Coming back to Soorma, Shaad Ali has presented an honest and less-glorified version of Bollywood biopics. Devoid of controversies and masala, the film is as inspiring and mood-uplifting as any other sports drama could be. A naturally gifted hockey player, Sandeep Singh aka Sunny whose life is thrown into a tizzy by an unfortunate incident. But he never gives up. He comes back even stronger, tearing the goal net apart with his ‘drag flick’, establishing record after record in each tournament. Sounds intriguing? This has happened before.

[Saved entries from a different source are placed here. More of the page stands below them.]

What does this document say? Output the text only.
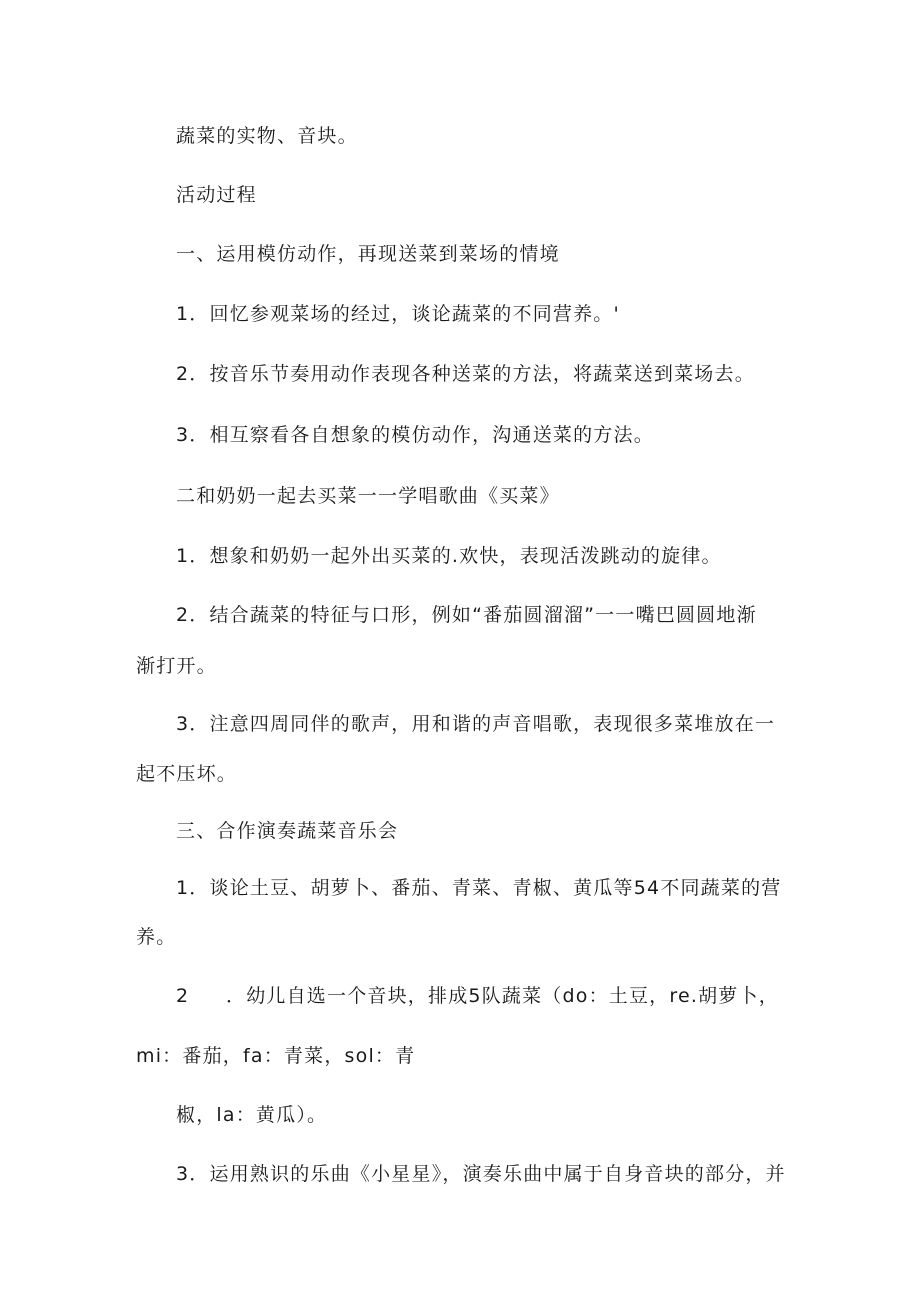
蔬菜的实物、音块。
活动过程
一、运用模仿动作，再现送菜到菜场的情境
1．回忆参观菜场的经过，谈论蔬菜的不同营养。'
2．按音乐节奏用动作表现各种送菜的方法，将蔬菜送到菜场去。
3．相互察看各自想象的模仿动作，沟通送菜的方法。
二和奶奶一起去买菜一一学唱歌曲《买菜》
1．想象和奶奶一起外出买菜的.欢快，表现活泼跳动的旋律。
2．结合蔬菜的特征与口形，例如“番茄圆溜溜”一一嘴巴圆圆地渐
渐打开。
3．注意四周同伴的歌声，用和谐的声音唱歌，表现很多菜堆放在一
起不压坏。
三、合作演奏蔬菜音乐会
1．谈论土豆、胡萝卜、番茄、青菜、青椒、黄瓜等54不同蔬菜的营
养。
2 ．幼儿自选一个音块，排成5队蔬菜（do：土豆，re.胡萝卜，
mi：番茄，fa：青菜，sol：青
椒，la：黄瓜）。
3．运用熟识的乐曲《小星星》，演奏乐曲中属于自身音块的部分，并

We’ve watched Shah Rukh Khan’s Chak De India, which also charts the tale of a fictional hockey player who makes a thunderous comeback after being tainted as a traitor. Not that it was a biographical film, but the overtone was similar. Just as Chak De was about some patriotic women wanting to earn ‘Gold’ for India, Soorma was about a passionate hockey player who never learnt how to say ‘I Quit’. Shaad Ali’s version of Sandeep Singh’s story is moving, heart-warming and meant to make believe that good people are all around us. The federation, the chairman and the coach, all were the rock-solid pillars of Sandeep’s life that helped him ditch the wheelchair.
However, Diljit Dosanjh after his Welcome to New York disaster proved that he’s a man of some great wonders if the right script is handed to him. The Punjabi hunk made a right choice with Soorma. He’s a delightful watch as Sandeep Singh on screen. In fact, he has effortlessly slipped right into the skin of the former captain of the Indian hockey team. His face reflected the zeal and the thirst to play for Indian team as convincingly as the real Sandeep could have. However, his body language did have a minus point as a professional hockey player. Sandeep Singh’s real-life brother Bikramjeet Singh shares the screen space with Diljit Dosanjh as Ranveer twice in the movie. And that’s where it tells all the difference between a real and reel life hockey player.
Angad Bedi and Vijay Raaz added the visual appeal to Soorma. Angad was as convincing as Bikramjeet as it gets. Playing an important role in Sandeep Singh’s life, the actor gave a praiseworthy performance in the movie. Vijay Raaz, on the other hand, is Sandeep’s onscreen coach who never stops believing in his best student even when everyone did. His one-liners add life to the film that was on a verge of falling flat in a pursuit of trying to be too inspirational. When he says, ‘Bihari hoon, thook ke maathe me chhed kar dunga’, we’re reminded of how strong Vijay’s presence on the screen can be. Satish Kaushik, who played Sandeep’s father on screen was loving, full of warmth and plausible in his role. All in all, Shaad Ali earned the brownie points for doing the casting right.
Taapsee Pannu was even more convincing than Diljit Dosanjh as a hockey player. The way she balances the hockey ball on her stick, makes us want to believe that she's indeed a real-life hockey player than a Bollywood actor.
It depicts the life of Sandeep Singh in the most dimly-lit manner; and that’s where the problem is. To all those who are aware of the struggles and tragedies that marred the life of Sandeep Singh, Soorma will fall short to hit the threshold of his greatness. The short runtime of the movie can be attributed for the limitation of the film. As the film reaches its ‘The End’, you will know that something’s amiss. You’ll ask yourself, ‘Is that it?’. Life of the fastest drag flicker in the world wound in mere 120 minutes with partial lighting on his happy-go-lucky attitude in his early life and the freak shooting incident. Soorma seemed more like an inspirational docu-drama rather than a biopic. It was rich in the emotional quotient that entails a biopic but the dramatic elements of Sandeep’s life were not harnessed to its full potential. It would be fair enough to say that Soorma is a missed opportunity.